🤖 AI Summary
This work challenges the conventional view that consensus error in decentralized training is inherently detrimental to convergence and generalization. The authors propose Decentralized SGD with Adaptive Consensus (DSGD-AC), which deliberately preserves a non-vanishing consensus error through a time-varying scaling mechanism, transforming it into a structured perturbation that steers optimization toward flatter minima. This approach reveals, for the first time, that consensus error can act as a beneficial implicit regularizer—contrary to its traditional interpretation as mere noise. Empirical evaluations on image classification and machine translation benchmarks demonstrate that DSGD-AC consistently outperforms both standard decentralized SGD and centralized SGD in terms of test accuracy and solution flatness.
📝 Abstract
Decentralized training is often regarded as inferior to centralized training because the consensus errors between workers are thought to undermine convergence and generalization, even with homogeneous data distributions.
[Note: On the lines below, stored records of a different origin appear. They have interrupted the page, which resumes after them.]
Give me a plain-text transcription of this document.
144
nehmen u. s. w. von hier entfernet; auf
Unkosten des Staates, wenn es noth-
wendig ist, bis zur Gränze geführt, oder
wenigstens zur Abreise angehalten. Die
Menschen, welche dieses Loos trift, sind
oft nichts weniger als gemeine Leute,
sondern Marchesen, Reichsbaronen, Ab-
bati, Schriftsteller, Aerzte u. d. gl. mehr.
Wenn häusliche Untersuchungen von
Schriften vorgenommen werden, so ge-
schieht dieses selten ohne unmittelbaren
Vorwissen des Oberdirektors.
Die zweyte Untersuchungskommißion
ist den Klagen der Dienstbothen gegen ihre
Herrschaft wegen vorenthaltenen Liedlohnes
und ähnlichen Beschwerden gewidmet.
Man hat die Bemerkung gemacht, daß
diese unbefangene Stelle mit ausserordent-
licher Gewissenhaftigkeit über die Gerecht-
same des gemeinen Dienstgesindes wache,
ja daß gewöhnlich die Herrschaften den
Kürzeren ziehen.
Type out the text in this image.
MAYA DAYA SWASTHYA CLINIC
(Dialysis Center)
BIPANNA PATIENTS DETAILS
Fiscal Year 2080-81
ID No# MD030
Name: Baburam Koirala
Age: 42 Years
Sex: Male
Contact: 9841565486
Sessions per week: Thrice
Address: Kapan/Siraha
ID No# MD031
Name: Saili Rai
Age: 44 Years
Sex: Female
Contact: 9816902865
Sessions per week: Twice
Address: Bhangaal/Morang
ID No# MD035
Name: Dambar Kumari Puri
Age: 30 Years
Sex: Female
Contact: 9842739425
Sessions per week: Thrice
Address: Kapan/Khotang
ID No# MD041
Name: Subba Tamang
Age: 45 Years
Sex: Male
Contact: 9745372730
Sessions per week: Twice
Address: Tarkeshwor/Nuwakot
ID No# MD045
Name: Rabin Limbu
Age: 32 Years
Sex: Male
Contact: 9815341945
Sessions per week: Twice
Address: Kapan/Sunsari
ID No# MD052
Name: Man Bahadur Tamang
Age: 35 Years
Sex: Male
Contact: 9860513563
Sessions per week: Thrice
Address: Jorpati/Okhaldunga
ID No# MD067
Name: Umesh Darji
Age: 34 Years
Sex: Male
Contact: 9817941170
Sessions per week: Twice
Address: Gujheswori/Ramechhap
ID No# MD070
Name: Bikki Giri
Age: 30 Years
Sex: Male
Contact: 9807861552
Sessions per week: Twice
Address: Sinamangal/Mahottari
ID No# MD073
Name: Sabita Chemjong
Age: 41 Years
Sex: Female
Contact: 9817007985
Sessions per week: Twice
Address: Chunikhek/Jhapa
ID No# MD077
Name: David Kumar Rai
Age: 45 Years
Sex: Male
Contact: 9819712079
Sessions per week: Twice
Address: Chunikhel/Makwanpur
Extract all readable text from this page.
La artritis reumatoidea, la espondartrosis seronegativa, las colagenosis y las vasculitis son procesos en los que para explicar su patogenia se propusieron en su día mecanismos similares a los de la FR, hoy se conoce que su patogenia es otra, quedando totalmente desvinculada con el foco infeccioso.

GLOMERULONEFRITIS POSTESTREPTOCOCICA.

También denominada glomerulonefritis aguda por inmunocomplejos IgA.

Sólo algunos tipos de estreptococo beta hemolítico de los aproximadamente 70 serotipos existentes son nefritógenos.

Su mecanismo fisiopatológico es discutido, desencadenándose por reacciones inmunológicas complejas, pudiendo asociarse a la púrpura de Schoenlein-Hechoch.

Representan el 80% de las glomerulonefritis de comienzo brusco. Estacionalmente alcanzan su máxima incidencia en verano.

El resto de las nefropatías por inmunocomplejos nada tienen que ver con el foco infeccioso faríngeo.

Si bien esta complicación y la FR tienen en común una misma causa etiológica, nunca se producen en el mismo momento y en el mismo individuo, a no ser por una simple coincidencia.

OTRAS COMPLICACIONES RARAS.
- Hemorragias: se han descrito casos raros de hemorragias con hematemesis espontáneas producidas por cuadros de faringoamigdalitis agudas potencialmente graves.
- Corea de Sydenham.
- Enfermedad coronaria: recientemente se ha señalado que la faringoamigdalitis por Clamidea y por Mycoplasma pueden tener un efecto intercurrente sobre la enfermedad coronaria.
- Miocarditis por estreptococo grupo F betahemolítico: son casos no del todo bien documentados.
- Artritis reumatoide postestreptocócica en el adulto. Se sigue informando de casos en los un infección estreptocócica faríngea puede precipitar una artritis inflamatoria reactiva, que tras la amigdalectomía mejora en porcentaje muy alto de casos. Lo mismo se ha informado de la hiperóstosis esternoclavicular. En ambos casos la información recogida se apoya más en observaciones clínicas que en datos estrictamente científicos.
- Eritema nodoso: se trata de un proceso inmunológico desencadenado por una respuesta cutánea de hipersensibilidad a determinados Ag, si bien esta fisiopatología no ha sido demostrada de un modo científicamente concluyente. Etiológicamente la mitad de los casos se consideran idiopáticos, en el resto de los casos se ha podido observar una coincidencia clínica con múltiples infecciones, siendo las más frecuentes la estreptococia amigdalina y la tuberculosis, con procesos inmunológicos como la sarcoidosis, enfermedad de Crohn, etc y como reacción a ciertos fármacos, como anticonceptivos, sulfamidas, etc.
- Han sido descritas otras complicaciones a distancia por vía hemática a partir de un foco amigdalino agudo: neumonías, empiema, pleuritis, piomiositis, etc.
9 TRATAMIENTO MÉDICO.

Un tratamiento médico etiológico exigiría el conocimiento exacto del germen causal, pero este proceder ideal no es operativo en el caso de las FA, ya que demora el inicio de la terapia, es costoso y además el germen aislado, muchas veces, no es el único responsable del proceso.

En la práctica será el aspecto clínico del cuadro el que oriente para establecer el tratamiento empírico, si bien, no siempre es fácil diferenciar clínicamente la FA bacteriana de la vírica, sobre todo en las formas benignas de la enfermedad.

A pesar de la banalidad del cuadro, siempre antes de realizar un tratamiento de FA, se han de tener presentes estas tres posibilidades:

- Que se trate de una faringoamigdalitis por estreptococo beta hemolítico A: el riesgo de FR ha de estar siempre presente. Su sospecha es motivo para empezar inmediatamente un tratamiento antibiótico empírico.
This work challenges this view by introducing decentralized SGD with Adaptive Consensus (DSGD-AC), which intentionally preserves non-vanishing consensus errors through a time-dependent scaling mechanism. We prove that these errors are not random noise but systematically align with the dominant Hessian subspace, acting as structured perturbations that guide optimization toward flatter minima. Across image classification and machine translation benchmarks, DSGD-AC consistently surpasses both standard DSGD and centralized SGD in test accuracy and solution flatness. Together, these results establish consensus errors as a useful implicit regularizer and open a new perspective on the design of decentralized learning algorithms.